Here is a story of two statues. Last week, in the Kazakh railway town of Taldykorgan, protesters looped ropes around the bronze likeness of their former autocrat, Nursultan Nazarbayev, and hauled him off his pedestal.
On the same day, in the English port city of Bristol, four protesters were acquitted of causing criminal damage despite cheerfully admitting having toppled the statue of Edward Colston (1636–1721), a local philanthropist, part of whose fortune had derived from the slave trade. Their lawyer argued that the statue was so offensive that rolling it into the harbor constituted the prevention of a hate crime. Incredibly, the jury agreed.
In both instances, the vandals believed that their hatred of inanimate metal trumped laws on property rights and physical force. But in other regards, the two cases are not comparable.
The difference does not lie in the statues. Most statues offend someone or other. If you are a consequential enough public figure to have been commemorated in bronze, the chances are you will have provoked some opposition. A case can certainly be made against both Nazarbayev and Colston.
Nazarbayev is a typical post-Soviet strongman who kept the nomenklatura in power after the breakup of the USSR. He happened to be the senior communist in Kazakhstan in 1991. Determined to remain in office, he ditched Marxism but clung on to Leninism. He won five successive elections, typically with about 97% of the vote, before standing aside in favor of a hand-picked successor in 2019. He was not the harshest of the post-Soviet tyrants — plenty of Central Asian republics are in a worse place — but he plundered the resources of the state and quashed dissent.
As for Colston, his offense was to have been involved with the Royal African Company, which transported enslaved human beings to the New World. Until recently, it was Colston’s philanthropy rather than the source of it that was remarkable. In the late 17th century, slavery was seen the world over as part of the natural order of things. What made Colston unusual was not that he had made money from human misery, but that he gave it away to endow schools, orphanages, almshouses, and churches all over Bristol. Only toward the end of the 20th century was there a reappraisal of his legacy, and not until 2020, when Black Lives Matter protests took off in Britain in imitation of the violence that followed the murder of George Floyd, did his statue become a target.
This is not a column about which effigies should stay up and which should come down. There are plenty of occasions when it is right to remove a statue. Whether the little Lenins in a newly democratic Russia, the stone Saddams in liberated Iraq, or, indeed, the shoddy Robert E. Lees standing in towns that came to disavow his cause, people have a right to change their minds about whom to commemorate.
No, the difference between the Kazakh iconoclasts and their British equivalents has to do with process. Kazakhstan is a dictatorship. It does not offer a democratic alternative to direct action.

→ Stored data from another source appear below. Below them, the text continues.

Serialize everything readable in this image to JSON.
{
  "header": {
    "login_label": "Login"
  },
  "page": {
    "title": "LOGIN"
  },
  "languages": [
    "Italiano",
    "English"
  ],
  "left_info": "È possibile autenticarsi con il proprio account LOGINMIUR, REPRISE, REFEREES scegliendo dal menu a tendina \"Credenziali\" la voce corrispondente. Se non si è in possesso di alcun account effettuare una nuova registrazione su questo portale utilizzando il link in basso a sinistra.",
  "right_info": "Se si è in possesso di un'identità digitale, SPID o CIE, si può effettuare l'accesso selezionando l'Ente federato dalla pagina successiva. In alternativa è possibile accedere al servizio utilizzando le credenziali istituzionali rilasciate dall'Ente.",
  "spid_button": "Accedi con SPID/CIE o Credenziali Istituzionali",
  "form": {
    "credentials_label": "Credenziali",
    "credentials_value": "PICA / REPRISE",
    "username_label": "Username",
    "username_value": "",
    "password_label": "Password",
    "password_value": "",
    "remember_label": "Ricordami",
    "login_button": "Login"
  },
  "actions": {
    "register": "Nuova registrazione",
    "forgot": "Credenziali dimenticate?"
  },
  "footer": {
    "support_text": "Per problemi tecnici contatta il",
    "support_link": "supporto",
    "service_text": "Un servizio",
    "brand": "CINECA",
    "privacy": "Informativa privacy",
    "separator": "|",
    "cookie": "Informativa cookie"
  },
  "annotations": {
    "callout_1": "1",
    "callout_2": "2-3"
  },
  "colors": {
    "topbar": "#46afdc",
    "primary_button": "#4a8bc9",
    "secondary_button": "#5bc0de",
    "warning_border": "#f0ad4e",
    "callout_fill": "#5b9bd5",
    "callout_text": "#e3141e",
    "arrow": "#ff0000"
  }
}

In the West, by contrast, there are lawful ways to change policy, including on the display of statues. The Colston statue had recently been the subject of a major consultation by Bristol’s Labour council, which had decided to add contextualizing text but not to remove it. This was not enough for the vandals — white, from comfortable homes, and with such hilariously posh names as Milo Ponsford and Sage Willoughby. They decided to take the law into their own hands.
They got away with it, thanks to what can only be called “woke privilege.” If you smash things up in the name of environmentalism or racial justice, you get acquitted. If you do so during, say, an anti-lockdown protest, you get locked up. Law is subordinated to prejudice.
Reading the two simultaneous stories, my mind drifted back some 15 years to a meeting with Kazakh dissidents in the city then known as Astana but now, tellingly, called Nur-Sultan. What they wanted above all, they told me, was to live in a country where the rules applied evenly and uniformly and could not be changed by those in power. They spoke of it as a demand for “normalization.”
In fact, there was never anything normal about it. The rule of law applies in a few Western states but, even here, outcome is now elevated over process. It is a small step from arguing that BLM protesters should get a special exemption from the lockdown to arguing that elections only count if you win. It is we Westerners who are now going through “normalization.” Politically, we are becoming more and more like Kazakhstan.